Ford imposed lower gathering limits on Toronto, Ottawa and peel Region on Thursday and had previously stated he intended to take a regional approach to pandemic-fighting efforts.
But as case numbers surge, Ford said anxiety was mounting outside of the three primary hotspots.
“Medical officers are out there, they’re concerned,” Ford said. “We follow the advice we’re getting off them.”
Yaffe said the recent numbers are in keeping with some Health Canada projections about how an anticipated spike in COVID-19 cases could play out.
She said the federal agency offered three prospective models — a large, sustained second wave of new cases; several smaller waves; or a steady but “slow burn.”
Yaffe said it’s too soon to tell which of the first two models applies to Ontario, but said recent data suggests the third scenario is not in play.
“I think when people hear ‘second wave,’ they assume we’re talking the big wave,” she said. “We’re hoping we’re not, but we are in a wave.”
Record amount of tests
Saturday’s announcement came as Ontario processed a record-high number of COVID-19 tests, saying nearly 39,000 were processed in the past 24 hours.
Ford said he hopes to involve the province’s pharmacies in testing of asymptomatic patients, possibly as soon as next week, but offered no other details. The plan has been met with concern from health-care unions who fear such a move would accelerate the spread of the virus.
Ford also called on the federal government to make approving new testing methods a “number-one priority.”
Meanwhile, word of the tightened social gathering limits drew praise from the mayor of a community bordering one of the major provincial hotspots.
Markham, Ont., Mayor Frank Scarpitti, who oversees the city north of Toronto and not far from Peel Region, had been calling for stricter gathering limits as numbers began to climb.
“This is welcome news after we asked the province to make this necessary change,” Scarpitti said in a statement. “Strict protocols have to remain in place to ensure the safety and protection of everyone.

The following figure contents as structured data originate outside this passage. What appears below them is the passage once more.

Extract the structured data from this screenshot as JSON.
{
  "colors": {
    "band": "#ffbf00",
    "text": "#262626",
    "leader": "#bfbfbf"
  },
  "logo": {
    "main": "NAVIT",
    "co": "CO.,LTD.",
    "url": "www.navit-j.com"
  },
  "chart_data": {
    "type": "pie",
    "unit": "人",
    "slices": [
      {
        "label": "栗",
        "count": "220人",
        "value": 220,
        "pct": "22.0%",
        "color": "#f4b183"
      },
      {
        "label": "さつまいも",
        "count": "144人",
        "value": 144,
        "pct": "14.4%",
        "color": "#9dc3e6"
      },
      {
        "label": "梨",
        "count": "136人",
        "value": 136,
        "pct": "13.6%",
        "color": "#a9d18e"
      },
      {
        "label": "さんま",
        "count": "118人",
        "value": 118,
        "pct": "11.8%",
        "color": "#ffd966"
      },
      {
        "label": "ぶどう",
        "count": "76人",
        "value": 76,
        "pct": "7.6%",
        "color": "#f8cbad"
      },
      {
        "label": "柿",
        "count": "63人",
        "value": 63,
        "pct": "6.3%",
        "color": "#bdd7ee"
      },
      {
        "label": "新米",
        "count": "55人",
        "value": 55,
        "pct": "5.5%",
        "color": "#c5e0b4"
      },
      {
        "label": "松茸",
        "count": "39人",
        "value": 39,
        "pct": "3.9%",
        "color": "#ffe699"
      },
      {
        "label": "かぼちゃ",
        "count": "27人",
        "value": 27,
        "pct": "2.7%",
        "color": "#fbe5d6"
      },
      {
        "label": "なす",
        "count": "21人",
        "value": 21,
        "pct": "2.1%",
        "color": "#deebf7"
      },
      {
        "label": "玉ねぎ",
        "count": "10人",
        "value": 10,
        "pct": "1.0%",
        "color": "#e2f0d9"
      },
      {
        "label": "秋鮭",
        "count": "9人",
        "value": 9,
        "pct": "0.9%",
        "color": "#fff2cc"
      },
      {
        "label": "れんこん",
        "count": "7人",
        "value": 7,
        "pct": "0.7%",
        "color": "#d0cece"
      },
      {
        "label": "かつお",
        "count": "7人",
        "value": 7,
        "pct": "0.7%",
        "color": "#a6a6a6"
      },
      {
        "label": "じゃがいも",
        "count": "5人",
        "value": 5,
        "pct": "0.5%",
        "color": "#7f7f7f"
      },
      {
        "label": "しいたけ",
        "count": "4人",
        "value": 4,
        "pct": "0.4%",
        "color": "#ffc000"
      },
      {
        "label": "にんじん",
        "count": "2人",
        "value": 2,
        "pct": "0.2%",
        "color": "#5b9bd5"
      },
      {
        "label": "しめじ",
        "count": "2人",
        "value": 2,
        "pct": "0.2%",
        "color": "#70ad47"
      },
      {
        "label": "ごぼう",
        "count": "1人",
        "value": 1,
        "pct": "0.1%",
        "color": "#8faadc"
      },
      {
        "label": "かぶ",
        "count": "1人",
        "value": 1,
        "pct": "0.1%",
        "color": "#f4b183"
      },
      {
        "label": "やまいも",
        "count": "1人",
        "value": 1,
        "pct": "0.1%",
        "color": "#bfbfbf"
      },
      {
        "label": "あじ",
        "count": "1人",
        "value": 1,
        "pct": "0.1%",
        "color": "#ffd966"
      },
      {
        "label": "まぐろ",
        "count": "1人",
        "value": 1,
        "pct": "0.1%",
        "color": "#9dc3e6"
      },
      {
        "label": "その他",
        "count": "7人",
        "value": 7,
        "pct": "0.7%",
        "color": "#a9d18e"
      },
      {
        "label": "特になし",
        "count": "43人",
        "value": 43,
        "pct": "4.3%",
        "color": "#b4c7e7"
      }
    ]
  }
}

We all have a responsibility to do what is right and to avoid a false sense of security.”
But New Democrat deputy leader Sarah Singh said Saturday’s announcement demonstrates poor planning from the government, saying officials should have had a more robust plan to cope with future waves of the virus.
Singh also argued the lower social gathering limits should also be applied in the province’s recently reopened schools.
“We need to see a provincewide rollback on class sizes,” she said in a statement. “How could Doug Ford believe it’s not safe to have more than 10 people in a gathering, but that it’s safe to have 30 kids in a classroom and 70 kids on a school bus?
Ford said Saturday the province would keep a “sharp eye” on the situation in schools, where 72 cases of COVID-19 had surfaced in 60 facilities as of Friday.